Whereas 2017 was the all-encompassing epitome of red-hot real estate markets across the country, 2018 started off on a quieter note.
The year kicked off with a decline in sales, as changes to the Residential Mortgage Underwriting Practices and Procedures (referred to as B20) introduced by the Office of the Superintendent of Financial Institutions (OSFI) came into effect in on January 1. And eventually sales stabilized, but we’re still not seeing those record gains and prices that made prominent headlines back in 2017.
Now, this doesn’t mean that the Canadian real estate market is going through a correction; it simply shows how the public reacted to new provincial and municipal housing policies that were meant to stabilize the market anyway. For potential home buyers who have been on the edge of their seats these past few years, these shifts in the market may be hard to digest.
Let’s take a look back on the past year and understand what 2019 may bring.
What did home sales data look like throughout 2018?
Back in March, the Canadian Real Estate Association (CREA) reported that sales volume had dropped in February by 16.9% in comparison to the same time the previous year. Data also showed that compared to the previous month, sales were down 6.5%.
By the time April rolled around, listings in Toronto soared and prices increased by five per cent compared to March. This was a welcome surprise and an obvious rebound, but things started to slow down again in August when there was a modest month-over-month increase in sales by 0.9%.
At the start of the fourth quarter, sales and prices both dropped, signalling that markets were starting to balance. November in particular was an interesting month, since Vancouver home prices fell 1.9% from a month earlier – the biggest decline in a decade for the city. And while December data is not yet available, it wouldn’t be surprising to see another decline.
Why so many swings?
Well, if you analyze the indicators, the many moods of the 2018 Canadian real estate market may start to make sense.
Serious home buyers knew that the new mortgage stress test would come into play on January 1 and affect purchasing power, so most buyers likely purchased earlier or delayed.
The Bank of Canada also made a somewhat surprising decision to increase interest rates by 25 basis points in January. The combination of these two factors likely explains the drop in sales at the top of the year. And it’s no coincidence that both prices and listings picked up in the spring since this is typically the busiest time for real estate.
However, the Bank of Canada increased interest rates again by another 25 basis points at the start of the summer, which is about the time when sales declined again. Moving into the latter half of the year, as Canada’s economy continued to stabilize, the Bank of Canada increased interest rates again in October by another 25 basis points.
Nonetheless, we can expect another shift in numbers when CREA releases the latest data. Despite these swings, real estate still remains relatively regional. The average price of a home sold in Canada was reportedly $496,800 in October, but when you exclude the greater Toronto and Vancouver areas, the average price falls just under $383,000.
What should we expect in 2019 from the housing market?
Recent headlines give way to a few educated guesses.

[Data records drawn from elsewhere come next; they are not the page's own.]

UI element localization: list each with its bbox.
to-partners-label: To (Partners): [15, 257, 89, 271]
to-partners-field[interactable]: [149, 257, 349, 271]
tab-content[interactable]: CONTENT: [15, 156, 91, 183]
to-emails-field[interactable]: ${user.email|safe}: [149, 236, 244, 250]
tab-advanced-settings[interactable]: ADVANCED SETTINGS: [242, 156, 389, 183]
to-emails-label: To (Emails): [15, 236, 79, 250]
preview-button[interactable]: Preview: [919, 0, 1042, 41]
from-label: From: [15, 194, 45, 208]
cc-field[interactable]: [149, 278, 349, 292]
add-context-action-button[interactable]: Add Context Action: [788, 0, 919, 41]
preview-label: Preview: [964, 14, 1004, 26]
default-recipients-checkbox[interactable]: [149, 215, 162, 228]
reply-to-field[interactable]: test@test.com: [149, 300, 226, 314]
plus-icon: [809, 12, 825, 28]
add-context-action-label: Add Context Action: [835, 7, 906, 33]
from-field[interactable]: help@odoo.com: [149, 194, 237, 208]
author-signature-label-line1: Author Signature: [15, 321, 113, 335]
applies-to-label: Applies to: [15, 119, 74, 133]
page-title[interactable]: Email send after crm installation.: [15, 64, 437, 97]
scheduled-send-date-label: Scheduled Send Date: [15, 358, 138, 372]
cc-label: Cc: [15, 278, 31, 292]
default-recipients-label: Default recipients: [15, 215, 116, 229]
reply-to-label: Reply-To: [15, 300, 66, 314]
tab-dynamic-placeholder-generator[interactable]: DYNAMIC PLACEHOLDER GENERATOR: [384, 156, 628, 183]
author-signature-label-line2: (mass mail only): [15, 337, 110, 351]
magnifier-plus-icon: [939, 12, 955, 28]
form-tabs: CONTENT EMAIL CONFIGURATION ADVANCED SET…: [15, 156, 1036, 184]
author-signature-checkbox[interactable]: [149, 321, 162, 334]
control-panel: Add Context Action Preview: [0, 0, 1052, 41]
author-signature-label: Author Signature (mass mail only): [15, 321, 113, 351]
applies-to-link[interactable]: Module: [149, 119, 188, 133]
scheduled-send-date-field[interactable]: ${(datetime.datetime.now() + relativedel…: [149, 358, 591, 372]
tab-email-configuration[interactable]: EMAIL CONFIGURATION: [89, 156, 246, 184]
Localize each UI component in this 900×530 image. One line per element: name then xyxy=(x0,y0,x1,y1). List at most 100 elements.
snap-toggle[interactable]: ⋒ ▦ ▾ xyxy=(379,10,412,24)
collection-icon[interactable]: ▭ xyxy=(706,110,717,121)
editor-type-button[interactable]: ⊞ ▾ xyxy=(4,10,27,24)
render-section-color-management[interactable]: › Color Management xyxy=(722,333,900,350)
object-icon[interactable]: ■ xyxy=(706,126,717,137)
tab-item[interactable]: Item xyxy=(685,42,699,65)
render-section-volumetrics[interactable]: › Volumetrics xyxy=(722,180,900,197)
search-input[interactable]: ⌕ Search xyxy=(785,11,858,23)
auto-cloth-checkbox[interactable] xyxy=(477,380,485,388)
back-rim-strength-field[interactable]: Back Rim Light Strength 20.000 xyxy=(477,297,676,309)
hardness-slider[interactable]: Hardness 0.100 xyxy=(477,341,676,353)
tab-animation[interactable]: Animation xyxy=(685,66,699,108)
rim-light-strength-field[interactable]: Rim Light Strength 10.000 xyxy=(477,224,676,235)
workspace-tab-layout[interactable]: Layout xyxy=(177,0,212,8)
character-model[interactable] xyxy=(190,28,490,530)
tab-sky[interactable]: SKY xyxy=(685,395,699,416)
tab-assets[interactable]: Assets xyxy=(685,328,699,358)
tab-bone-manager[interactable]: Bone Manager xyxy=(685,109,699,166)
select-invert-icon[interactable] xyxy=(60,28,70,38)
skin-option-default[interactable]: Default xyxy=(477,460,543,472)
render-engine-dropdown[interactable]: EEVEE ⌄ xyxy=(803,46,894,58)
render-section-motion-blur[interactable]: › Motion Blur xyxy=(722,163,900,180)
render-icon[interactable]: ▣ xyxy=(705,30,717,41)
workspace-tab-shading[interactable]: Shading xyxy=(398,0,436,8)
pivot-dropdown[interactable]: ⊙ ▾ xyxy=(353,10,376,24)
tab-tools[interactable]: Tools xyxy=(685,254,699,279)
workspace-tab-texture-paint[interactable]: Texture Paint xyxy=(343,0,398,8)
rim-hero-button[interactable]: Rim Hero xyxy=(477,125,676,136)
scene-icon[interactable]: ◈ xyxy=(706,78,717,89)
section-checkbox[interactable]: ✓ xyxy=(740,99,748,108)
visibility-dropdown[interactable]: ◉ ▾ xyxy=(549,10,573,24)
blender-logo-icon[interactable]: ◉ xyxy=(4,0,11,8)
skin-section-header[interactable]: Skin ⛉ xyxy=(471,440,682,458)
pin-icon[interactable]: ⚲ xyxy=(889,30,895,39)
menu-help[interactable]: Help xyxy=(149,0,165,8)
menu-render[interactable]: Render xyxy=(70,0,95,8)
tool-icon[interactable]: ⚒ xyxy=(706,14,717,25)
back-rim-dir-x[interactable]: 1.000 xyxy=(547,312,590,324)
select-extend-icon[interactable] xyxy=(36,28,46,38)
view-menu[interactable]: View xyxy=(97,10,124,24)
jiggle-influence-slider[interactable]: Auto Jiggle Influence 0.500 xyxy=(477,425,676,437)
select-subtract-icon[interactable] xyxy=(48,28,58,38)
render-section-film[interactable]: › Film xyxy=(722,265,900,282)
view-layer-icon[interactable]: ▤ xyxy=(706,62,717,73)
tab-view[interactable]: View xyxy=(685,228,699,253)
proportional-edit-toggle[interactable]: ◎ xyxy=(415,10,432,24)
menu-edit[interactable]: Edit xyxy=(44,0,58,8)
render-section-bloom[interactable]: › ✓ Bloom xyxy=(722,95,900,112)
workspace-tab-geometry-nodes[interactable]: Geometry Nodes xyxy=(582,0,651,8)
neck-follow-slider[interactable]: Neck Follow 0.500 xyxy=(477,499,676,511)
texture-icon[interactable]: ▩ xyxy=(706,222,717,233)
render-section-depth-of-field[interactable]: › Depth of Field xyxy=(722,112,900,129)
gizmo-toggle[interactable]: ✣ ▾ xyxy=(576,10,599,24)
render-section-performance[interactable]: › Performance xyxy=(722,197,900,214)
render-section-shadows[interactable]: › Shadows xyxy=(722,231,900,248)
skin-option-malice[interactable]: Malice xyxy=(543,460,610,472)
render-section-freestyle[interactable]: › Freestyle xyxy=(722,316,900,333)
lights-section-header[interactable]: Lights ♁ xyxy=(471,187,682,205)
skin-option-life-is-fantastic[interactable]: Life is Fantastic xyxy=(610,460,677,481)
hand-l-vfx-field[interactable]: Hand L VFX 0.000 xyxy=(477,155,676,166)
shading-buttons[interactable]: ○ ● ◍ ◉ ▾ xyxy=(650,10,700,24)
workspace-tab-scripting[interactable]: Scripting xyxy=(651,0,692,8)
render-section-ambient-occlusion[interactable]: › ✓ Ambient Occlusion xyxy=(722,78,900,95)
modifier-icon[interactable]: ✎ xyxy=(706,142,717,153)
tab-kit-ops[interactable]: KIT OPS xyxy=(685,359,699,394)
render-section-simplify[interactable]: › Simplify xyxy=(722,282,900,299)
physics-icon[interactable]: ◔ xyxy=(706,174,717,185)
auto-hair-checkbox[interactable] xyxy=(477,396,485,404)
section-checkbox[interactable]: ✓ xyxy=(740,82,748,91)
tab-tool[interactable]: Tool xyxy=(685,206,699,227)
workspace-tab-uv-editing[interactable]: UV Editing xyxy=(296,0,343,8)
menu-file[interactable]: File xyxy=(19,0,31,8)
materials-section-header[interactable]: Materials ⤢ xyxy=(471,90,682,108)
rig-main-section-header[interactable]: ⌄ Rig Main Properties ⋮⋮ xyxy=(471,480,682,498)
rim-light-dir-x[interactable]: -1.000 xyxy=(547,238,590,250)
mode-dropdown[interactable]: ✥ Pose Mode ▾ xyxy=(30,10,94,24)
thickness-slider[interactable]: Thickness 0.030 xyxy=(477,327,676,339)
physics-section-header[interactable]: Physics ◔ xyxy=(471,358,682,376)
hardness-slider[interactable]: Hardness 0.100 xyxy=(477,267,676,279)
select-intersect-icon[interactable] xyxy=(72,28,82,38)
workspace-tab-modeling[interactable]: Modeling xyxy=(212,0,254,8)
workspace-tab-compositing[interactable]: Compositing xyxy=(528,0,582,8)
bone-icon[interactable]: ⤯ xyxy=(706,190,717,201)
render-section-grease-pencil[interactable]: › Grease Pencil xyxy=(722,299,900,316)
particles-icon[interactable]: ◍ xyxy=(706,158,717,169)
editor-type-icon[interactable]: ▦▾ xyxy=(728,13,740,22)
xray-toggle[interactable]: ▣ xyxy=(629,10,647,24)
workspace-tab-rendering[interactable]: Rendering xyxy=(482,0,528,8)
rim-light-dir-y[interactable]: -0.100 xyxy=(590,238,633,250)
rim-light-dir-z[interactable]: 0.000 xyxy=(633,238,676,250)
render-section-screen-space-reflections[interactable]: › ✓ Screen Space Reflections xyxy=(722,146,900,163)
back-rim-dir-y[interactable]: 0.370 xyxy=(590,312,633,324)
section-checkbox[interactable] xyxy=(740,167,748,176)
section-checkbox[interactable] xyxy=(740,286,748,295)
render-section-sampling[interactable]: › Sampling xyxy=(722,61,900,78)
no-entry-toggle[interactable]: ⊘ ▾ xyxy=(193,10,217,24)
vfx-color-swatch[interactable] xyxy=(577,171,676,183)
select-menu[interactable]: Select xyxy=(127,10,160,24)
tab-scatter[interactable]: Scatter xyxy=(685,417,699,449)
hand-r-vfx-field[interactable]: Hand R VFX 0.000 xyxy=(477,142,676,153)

The United States-Mexico-Canada Agreement (USMCA) was finally signed, which will bring stability to Canada’s economy. And as a result, Bank of Montreal’s chief economist Douglas Porter believes the Bank of Canada will hike rates three times by summer of 2019 – pushing the overnight lending rate to at least 2.50%.
If this were to happen, there could be a prolonged slowdown in sales and prices as Canadians adjust to the new interest rate environment. On the other hand, Ontario Premier Doug Ford had to backtrack on his Greenbelt development plan, and it appears that the Progressive Conservatives in Ontario want to do something to ease real estate prices.
This may sound like a positive development, but any new policy introduced by the government could also have a reverse effect, which means prices could go up. It’s clear that municipal, provincial and federal governments have all recognized over the last few years that homeownership is becoming increasingly difficult for Canadians.
Policies they’ve introduced as well as rising interest rates have slowed down sales and prices, but Canadian debt levels still remain high. As the markets change, we’ll have the latest updates for you. But if you’re in the market right now, it’s still in your interest to do your research, shop around, and don’t forget to look for the best rate on your mortgage.